As Ackerman acknowledges, the study’s results are one piece of a larger puzzle about consumer habits during the credit-fueled spending boom that just ended. “The studies do show in direct ways how [these] ratios can affect people’s decision making, but I don’t think it’s the last chapter in this kind of research,” Ackerman says.
For one thing, people in many types of social circumstances — not just in locations with imbalanced gender ratios — went into debt during the credit-fueled spending boom that preceded the recession, so spending in search of the ideal partner is just one of the reasons people live beyond their means.
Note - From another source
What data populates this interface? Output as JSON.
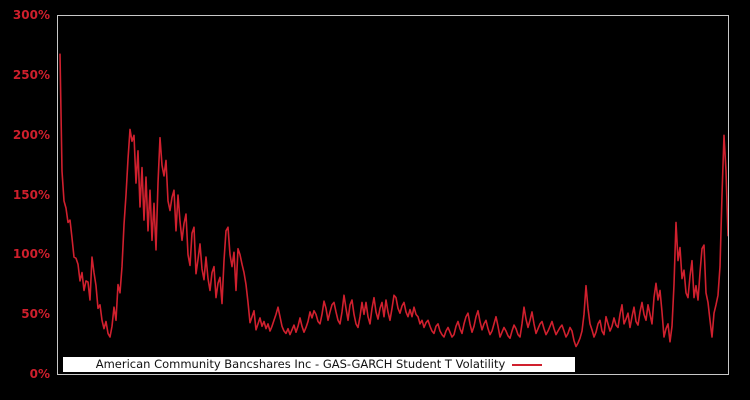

Ackerman and his colleagues also say they would like to study cross-cultural spending habits in future research — perhaps in China, which has a significant gender imbalance, but unlike the United States, has traditionally had high savings rates.
“If competition is what’s really underlying this kind of spending, that should be fairly consistent across cultures,” Ackerman says. “But how those decisions get expressed might be much more culturally tinged. In China there’s a stronger norm toward giving gifts to a bride’s family. In that situation, spending money quickly isn’t necessarily going to lead to the best outcome. Instead, saving so that the amount of money you spend is worthwhile would make more sense.”